A Virtual Anthology
of Recent South African Poetry
Introduction
A poem is not a text, either on paper or screen. It is an event, an encounter between the reader or audience and the poem. Perhaps this is why every poet wishes for an appreciative audience. Traditionally, poets have published on paper in slim volumes and anthologies.
The UCTPoetryWeb was in a discussion, as it often is, about publication and distribution. Getting into print is difficult for any but a very few of us. It is not an economic proposition, even the most sympathetic book publishers tell us, and spell it out tediously in numbers. "Expect so many sales. So much for printing costs, so much for overheads, salaries, distribution and so on... See, no profit! We have families to feed and must regrettably decline your manuscript." Even Saint Gus of Snailpress, who has been the backbone of SA poetry publication during the 90's has had to scale down.
A publisher had called for poems by women and there had been some discussion on the web about what this might mean. I thought, "Sheesh! I could put an anthology onto the web for nothing, without having to get funds or do much work.

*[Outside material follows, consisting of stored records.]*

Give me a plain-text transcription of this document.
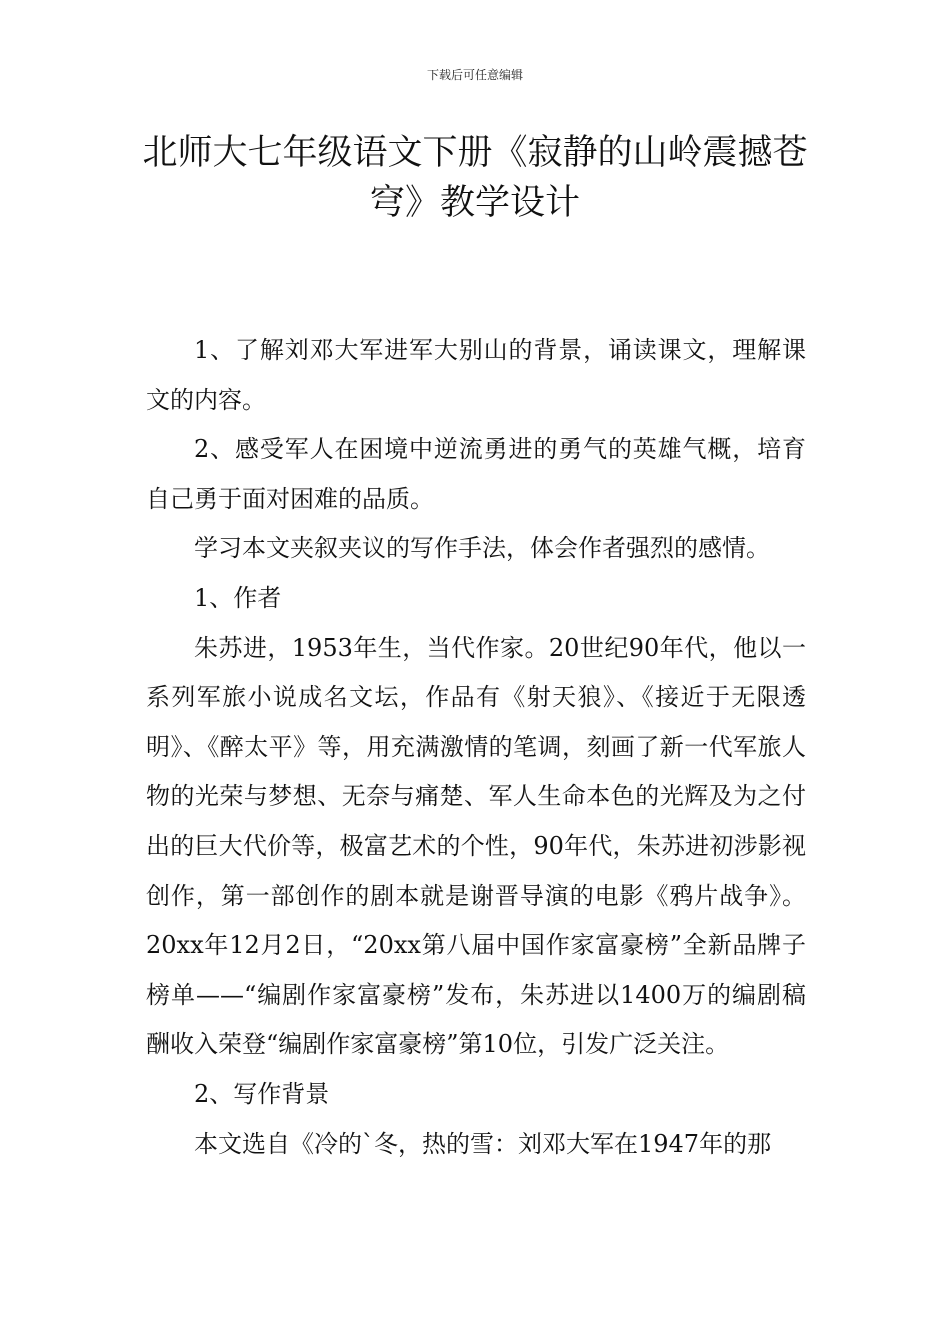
下载后可任意编辑
北师大七年级语文下册《寂静的山岭震撼苍穹》教学设计

1、了解刘邓大军进军大别山的背景，诵读课文，理解课文的内容。

2、感受军人在困境中逆流勇进的勇气的英雄气概，培育自己勇于面对困难的品质。

学习本文夹叙夹议的写作手法，体会作者强烈的感情。

1、作者

朱苏进，1953年生，当代作家。20世纪90年代，他以一系列军旅小说成名文坛，作品有《射天狼》、《接近于无限透明》、《醉太平》等，用充满激情的笔调，刻画了新一代军旅人物的光荣与梦想、无奈与痛楚、军人生命本色的光辉及为之付出的巨大代价等，极富艺术的个性，90年代，朱苏进初涉影视创作，第一部创作的剧本就是谢晋导演的电影《鸦片战争》。20xx年12月2日，“20xx第八届中国作家富豪榜”全新品牌子榜单——“编剧作家富豪榜”发布，朱苏进以1400万的编剧稿酬收入荣登“编剧作家富豪榜”第10位，引发广泛关注。

2、写作背景

本文选自《冷的`冬，热的雪：刘邓大军在1947年的那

It would reach far more readers than a paper anthology, too."
So I emailed a Call for Poems to the PoetryWeb and a few poet friends. Wanting to limit the project, I set an absurdly short deadline - 26th March, about six weeks after the call went out. The original email contained a pass-it-on message. I hoped for a chain-letter effect among South African poets. This anthology purports to represent nobody except those who responded, by email, to the call. This is another reason why I've called it a Virtual Anthology.
The poems came in slowly over six weeks. The men were quicker off the mark, and at one stage I began to panic, thinking that I might be faced with an all-male collection. Towards the end a number of women sent me some excellent poems, and the result is more-or-less balanced. My idea was that the process should be easy and that I should do as little work as possible. I did not read hundreds of slim volumes and little magazines in search of the definitive South African poem. I did not actively seek poems from anybody but those to whom I sent the email - the PoetryWeb and a few friends. The chain-letter effect was not as powerful as I had hoped, but managed to get enough poems to make it more than worthwhile publishing. I hope that the Anthology will grow, but, for fear of making a millstone of committment, I have limited the submission period to a year.
Almost all the poets who submitted work seem to have viewed the Anthology as an e-zine. They have given work which is, in the main, unpublished elsewhere. At the same time, the fact of it being an 'Anthology' has meant that they have selected the best of their recent work. This makes the anthology fresh, current, and gives a surprisingly high standard. I am not going to make generalisations or pick favourites - I leave that to the readers.